Sophisticated metallurgy was required to prevent corrosion due to the presence of hydrogen sulfide from field-water injection and carbon dioxide – technology that did not exist when the field was discovered in 1999. Because the volumes and pressures are so high, the risers have to withstand punishing ocean currents, as well as a new type of “flex-joint” to support the risers.
Even the size of the flexible risers for water injection meant a leap forward for technology. Some of the field’s wells are up to 10 km (6.2 mi) from the PDQ. The HP/HT wells are in seven drill centers around each field, each with a manifold that connects the well to steel flowlines on the seabed.
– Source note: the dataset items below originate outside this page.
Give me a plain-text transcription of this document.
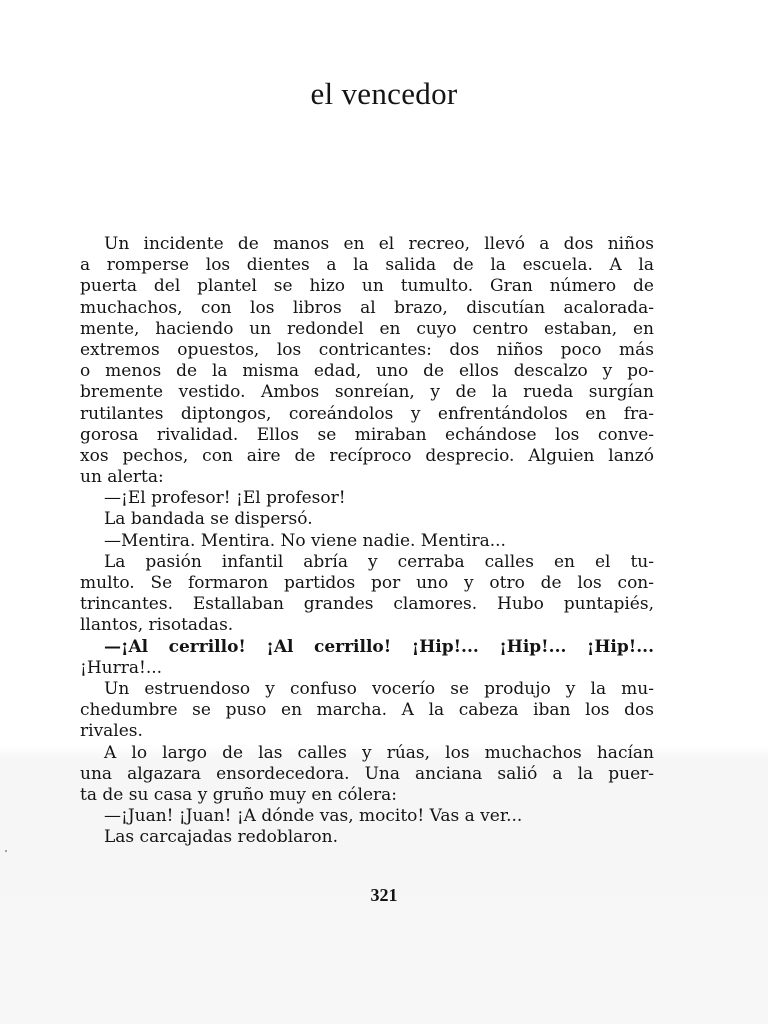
el vencedor
Un incidente de manos en el recreo, llevó a dos niños
a romperse los dientes a la salida de la escuela. A la
puerta del plantel se hizo un tumulto. Gran número de
muchachos, con los libros al brazo, discutían acalorada-
mente, haciendo un redondel en cuyo centro estaban, en
extremos opuestos, los contricantes: dos niños poco más
o menos de la misma edad, uno de ellos descalzo y po-
bremente vestido. Ambos sonreían, y de la rueda surgían
rutilantes diptongos, coreándolos y enfrentándolos en fra-
gorosa rivalidad. Ellos se miraban echándose los conve-
xos pechos, con aire de recíproco desprecio. Alguien lanzó
un alerta:
—¡El profesor! ¡El profesor!
La bandada se dispersó.
—Mentira. Mentira. No viene nadie. Mentira...
La pasión infantil abría y cerraba calles en el tu-
multo. Se formaron partidos por uno y otro de los con-
trincantes. Estallaban grandes clamores. Hubo puntapiés,
llantos, risotadas.
—¡Al cerrillo! ¡Al cerrillo! ¡Hip!... ¡Hip!... ¡Hip!...
¡Hurra!...
Un estruendoso y confuso vocerío se produjo y la mu-
chedumbre se puso en marcha. A la cabeza iban los dos
rivales.
A lo largo de las calles y rúas, los muchachos hacían
una algazara ensordecedora. Una anciana salió a la puer-
ta de su casa y gruño muy en cólera:
—¡Juan! ¡Juan! ¡A dónde vas, mocito! Vas a ver...
Las carcajadas redoblaron.
321
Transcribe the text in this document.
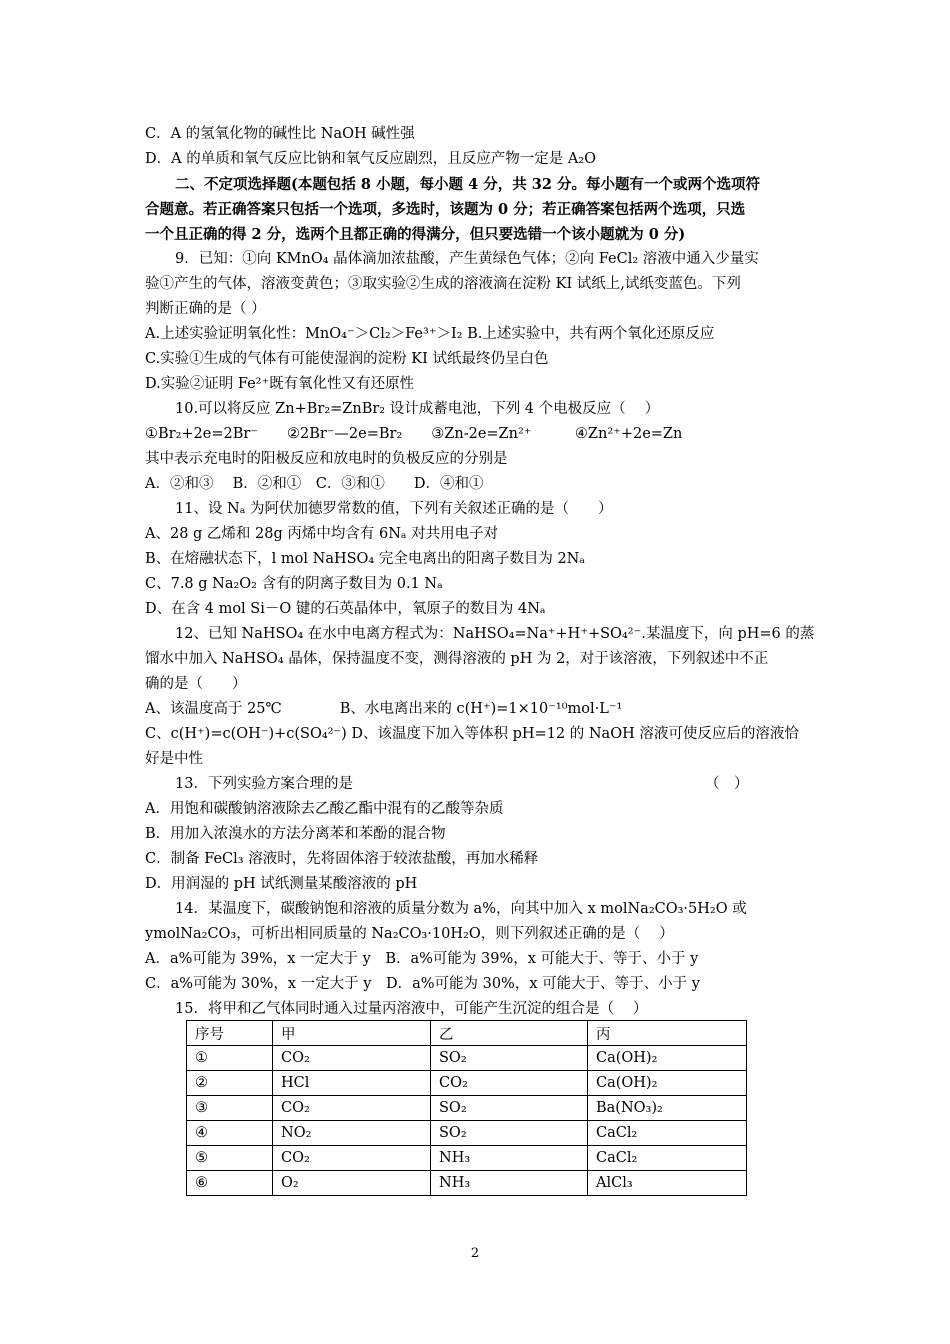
C．A 的氢氧化物的碱性比 NaOH 碱性强
D．A 的单质和氧气反应比钠和氧气反应剧烈，且反应产物一定是 A₂O
二、不定项选择题(本题包括 8 小题，每小题 4 分，共 32 分。每小题有一个或两个选项符
合题意。若正确答案只包括一个选项，多选时，该题为 0 分；若正确答案包括两个选项，只选
一个且正确的得 2 分，选两个且都正确的得满分，但只要选错一个该小题就为 0 分)
9．已知：①向 KMnO₄ 晶体滴加浓盐酸，产生黄绿色气体；②向 FeCl₂ 溶液中通入少量实
验①产生的气体，溶液变黄色；③取实验②生成的溶液滴在淀粉 KI 试纸上,试纸变蓝色。下列
判断正确的是（ ）
A.上述实验证明氧化性：MnO₄⁻＞Cl₂＞Fe³⁺＞I₂ B.上述实验中，共有两个氧化还原反应
C.实验①生成的气体有可能使湿润的淀粉 KI 试纸最终仍呈白色
D.实验②证明 Fe²⁺既有氧化性又有还原性
10.可以将反应 Zn+Br₂=ZnBr₂ 设计成蓄电池，下列 4 个电极反应（　 ）
①Br₂+2e=2Br⁻　　②2Br⁻—2e=Br₂　　③Zn-2e=Zn²⁺　　　④Zn²⁺+2e=Zn
其中表示充电时的阳极反应和放电时的负极反应的分别是
A．②和③　 B．②和①　C．③和①　　D．④和①
11、设 Nₐ 为阿伏加德罗常数的值，下列有关叙述正确的是（　　）
A、28 g 乙烯和 28g 丙烯中均含有 6Nₐ 对共用电子对
B、在熔融状态下，l mol NaHSO₄ 完全电离出的阳离子数目为 2Nₐ
C、7.8 g Na₂O₂ 含有的阴离子数目为 0.1 Nₐ
D、在含 4 mol Si－O 键的石英晶体中，氧原子的数目为 4Nₐ
12、已知 NaHSO₄ 在水中电离方程式为：NaHSO₄=Na⁺+H⁺+SO₄²⁻.某温度下，向 pH=6 的蒸
馏水中加入 NaHSO₄ 晶体，保持温度不变，测得溶液的 pH 为 2，对于该溶液，下列叙述中不正
确的是（　　）
A、该温度高于 25℃　　　　B、水电离出来的 c(H⁺)=1×10⁻¹⁰mol·L⁻¹
C、c(H⁺)=c(OH⁻)+c(SO₄²⁻) D、该温度下加入等体积 pH=12 的 NaOH 溶液可使反应后的溶液恰
好是中性
13．下列实验方案合理的是	（　）
A．用饱和碳酸钠溶液除去乙酸乙酯中混有的乙酸等杂质
B．用加入浓溴水的方法分离苯和苯酚的混合物
C．制备 FeCl₃ 溶液时，先将固体溶于较浓盐酸，再加水稀释
D．用润湿的 pH 试纸测量某酸溶液的 pH
14．某温度下，碳酸钠饱和溶液的质量分数为 a%，向其中加入 x molNa₂CO₃·5H₂O 或
ymolNa₂CO₃，可析出相同质量的 Na₂CO₃·10H₂O，则下列叙述正确的是（　 ）
A．a%可能为 39%，x 一定大于 y　B．a%可能为 39%，x 可能大于、等于、小于 y
C．a%可能为 30%，x 一定大于 y　D．a%可能为 30%，x 可能大于、等于、小于 y
15．将甲和乙气体同时通入过量丙溶液中，可能产生沉淀的组合是（　 ）
序号	甲	乙	丙
①	CO₂	SO₂	Ca(OH)₂
②	HCl	CO₂	Ca(OH)₂
③	CO₂	SO₂	Ba(NO₃)₂
④	NO₂	SO₂	CaCl₂
⑤	CO₂	NH₃	CaCl₂
⑥	O₂	NH₃	AlCl₃
2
The near-freezing ocean temperatures at this depth mean the high-temperature well fluids could form flow-plugging hydrates, so the lines had to be insulated and have a specially modified, low-dosage chemical inhibitor developed for this purpose.
Five state-of-the-art steel catenary risers (SCRs), considered the most robust in the industry, carry the hydrocarbons from the seabed to the PDQ, with two additional SCRs to transport the processed oil and gas to the export pipelines. These risers are longer and stronger than ever before, with up to 600 mm (23.5 in.) in diameter and up to 40-mm (1.6-in) thick walls to resist the pressures.
Three flexible risers carry treated seawater and produced water from the PDQ to the subsea water injection wells. In all, these risers and flowlines add up to around 75 km (46.5 mi) in length. The multi-core flexible umbilicals that link the subsea components total over 60 km (37 mi) long.
The geology of the Thunder Horse reservoirs mean specific challenges as well. The two reservoirs are found beneath a thick layer of salt, making it difficult to obtain and interpret good seismic images of pay-bearing formations. In this area too, BP led the way with new technologies.
Indeed, the project is responsible for over 70 new subsea products, all of which were subjected to a series of rigorous testing stages including prototype, qualification, endurance, factory acceptance, systems integration, and wet testing before they were included in the subsea systems.
In a sense, the success of the project represents a new generation of technology able to handle the rigors of extreme HP/HT conditions in deepwater, including one of the most extensive and deepest subsea equipment outlays anywhere in the world.